Hey I had a question for you. If the legislature approves expanded Medicare for the lower income folks with government subsides, should that decision have an impact on that ill-conceived DPS surcharge fees? I mean, wasn’t that surcharge being used to partially fund indigent care in hospitals or am I way off base here?

Gritsforbreakfast said...

It's indirectly connected, 10:51. Part of the reason the hospitals don't want to give up the surcharge money is that if Texas doesn't do the Medicaid expansion their indigent care costs would not get reimbursed. If Texas did the Medicaid expansion, it would generate enough money for hospitals to let them phase out the DRP without feeling like nothing existed to replace it. It's an indirect correlation, though, not directly contingent.

gravyrug said...

So, the bail bond lobby is out in force again. Seriously, how much more lenient can we be on them?

Chris H said...

Regarding SB1289 by Williams. Everything is fine until you get to injunctive relief.

You can fine him for the abuse of speech, but, injunctive relief is the curtailing of speech.

Article I Section 8 of the Texas Constitution:
Every person shall be at liberty to speak, write or publish his opinions on any subject, being responsible for the abuse of that privilege; and no law shall ever be passed curtailing the liberty of speech or of the press. In prosecutions for the publication of papers, investigating the conduct of officers, or men in public capacity, or when the matter published is proper for public information, the truth thereof may be given in evidence. And in all indictments for libels, the jury shall have the right to determine the law and the facts, under the direction of the court, as in other cases.

Thomas Hobbes said...

Apparently Sen. Whitmire is going to take care of his buds in the bail industry. But did I miss something? I see that SB 669 offers bail industry types relief on the forfeited amount (government handout) through a special bill of review, but I can't find in the bill's language where it offers similar relief to personal bond defendants who - by definition - had no surety but are nonetheless responsible for the forfeited amount.

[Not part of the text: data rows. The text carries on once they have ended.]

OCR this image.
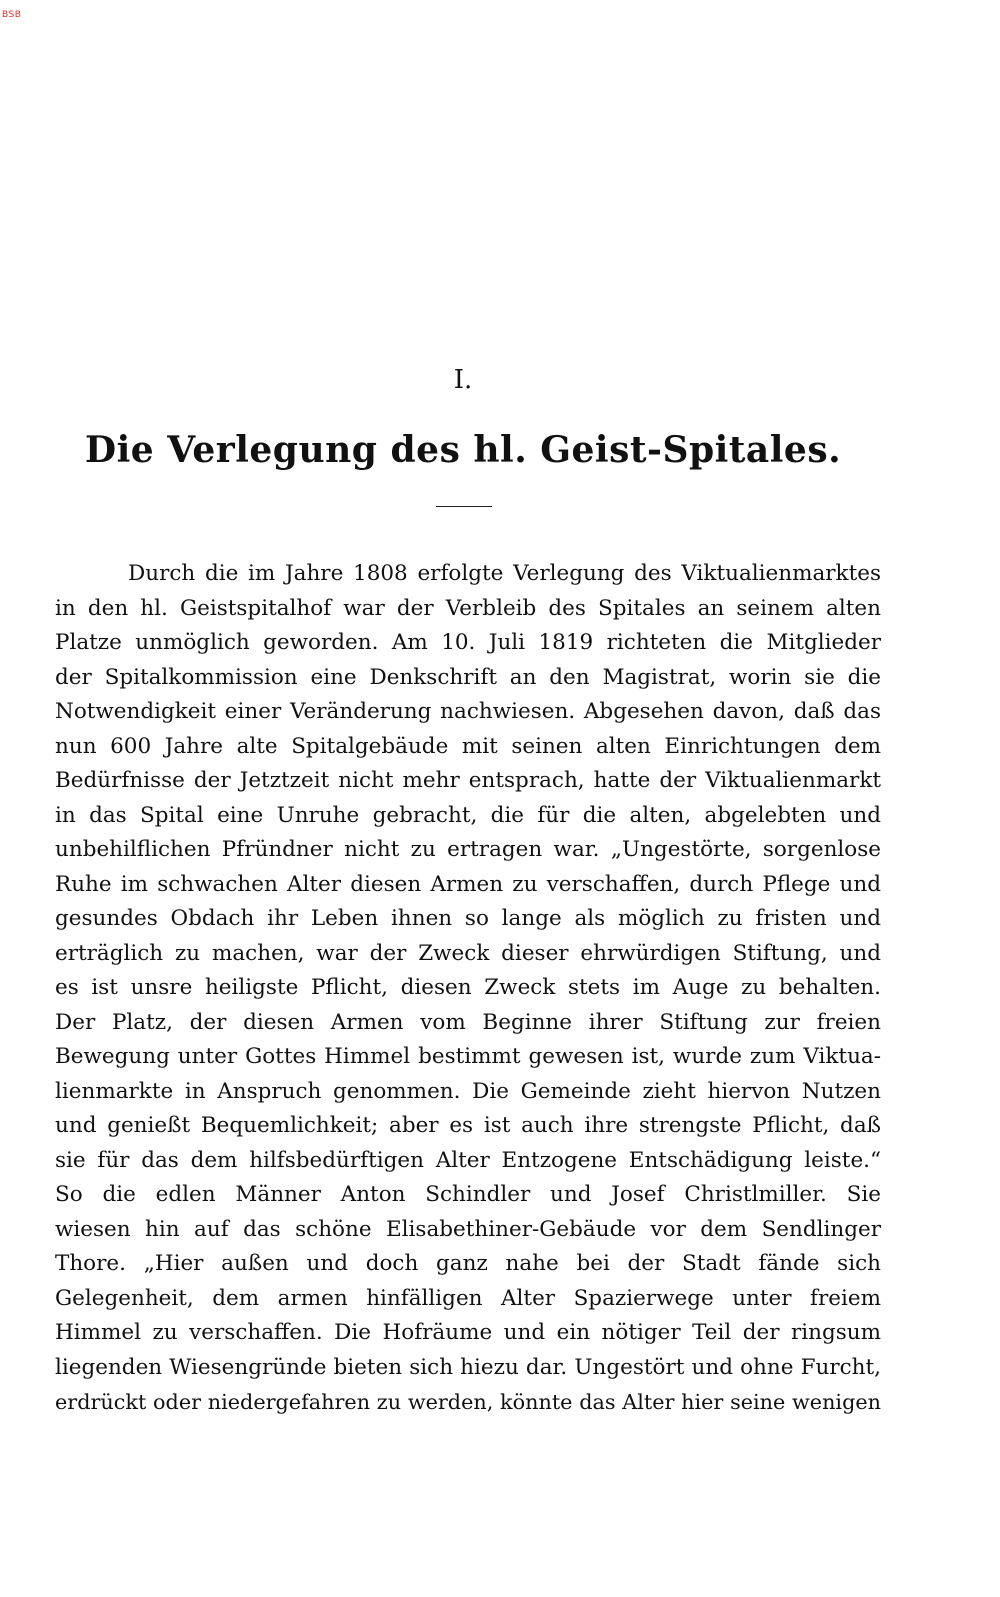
BSB
I.
Die Verlegung des hl. Geist-Spitales.
Durch die im Jahre 1808 erfolgte Verlegung des Viktualienmarktes
in den hl. Geistspitalhof war der Verbleib des Spitales an seinem alten
Platze unmöglich geworden. Am 10. Juli 1819 richteten die Mitglieder
der Spitalkommission eine Denkschrift an den Magistrat, worin sie die
Notwendigkeit einer Veränderung nachwiesen. Abgesehen davon, daß das
nun 600 Jahre alte Spitalgebäude mit seinen alten Einrichtungen dem
Bedürfnisse der Jetztzeit nicht mehr entsprach, hatte der Viktualienmarkt
in das Spital eine Unruhe gebracht, die für die alten, abgelebten und
unbehilflichen Pfründner nicht zu ertragen war. „Ungestörte, sorgenlose
Ruhe im schwachen Alter diesen Armen zu verschaffen, durch Pflege und
gesundes Obdach ihr Leben ihnen so lange als möglich zu fristen und
erträglich zu machen, war der Zweck dieser ehrwürdigen Stiftung, und
es ist unsre heiligste Pflicht, diesen Zweck stets im Auge zu behalten.
Der Platz, der diesen Armen vom Beginne ihrer Stiftung zur freien
Bewegung unter Gottes Himmel bestimmt gewesen ist, wurde zum Viktua-
lienmarkte in Anspruch genommen. Die Gemeinde zieht hiervon Nutzen
und genießt Bequemlichkeit; aber es ist auch ihre strengste Pflicht, daß
sie für das dem hilfsbedürftigen Alter Entzogene Entschädigung leiste.“
So die edlen Männer Anton Schindler und Josef Christlmiller. Sie
wiesen hin auf das schöne Elisabethiner-Gebäude vor dem Sendlinger
Thore. „Hier außen und doch ganz nahe bei der Stadt fände sich
Gelegenheit, dem armen hinfälligen Alter Spazierwege unter freiem
Himmel zu verschaffen. Die Hofräume und ein nötiger Teil der ringsum
liegenden Wiesengründe bieten sich hiezu dar. Ungestört und ohne Furcht,
erdrückt oder niedergefahren zu werden, könnte das Alter hier seine wenigen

Wonder why that is?

Thomas R.Griffith said...

Hey Grits, regarding SB 1611 - anyone happen to know

*Pre-SB 1611 world - we currently rely on the Defense to research the client's case and file timely pre-trial discovery motions with the clerk of court where he / she time stamps each motion received. The trial court judge responds to each motion by filing a copy of the Court's Orders' form(s) with the clerk of court, either; 'Agree' or 'Denied'.

Q. - If the Trial Judge refuses to respond via supplying a Court's Orders' to the Defense, Is it the duty of the Defense to simply let it go & file another Ready for Trial Notice?

Q. - If there are no weapons found / confiscated or listed in the arrest report and / or associated in any way to a defendant (on probation), and the defense's pre-trial motions are ignored prior to trial date, can the ADA simply bring one to trial (having no chain of custody) and introduce it as a State's Exhibits & it not have any effect on the probation? Thanks.

Note: if SB 1611 can prevent judges from Ignoring discovery motions & prevent ADAs from bringing in their own evidence having nothing to do with anyone other than the ADA, I'm all for it. If it leads to Anti-Dabbling measures - mandatory pre-trial legal credentials verification, I’ll do a back-flip.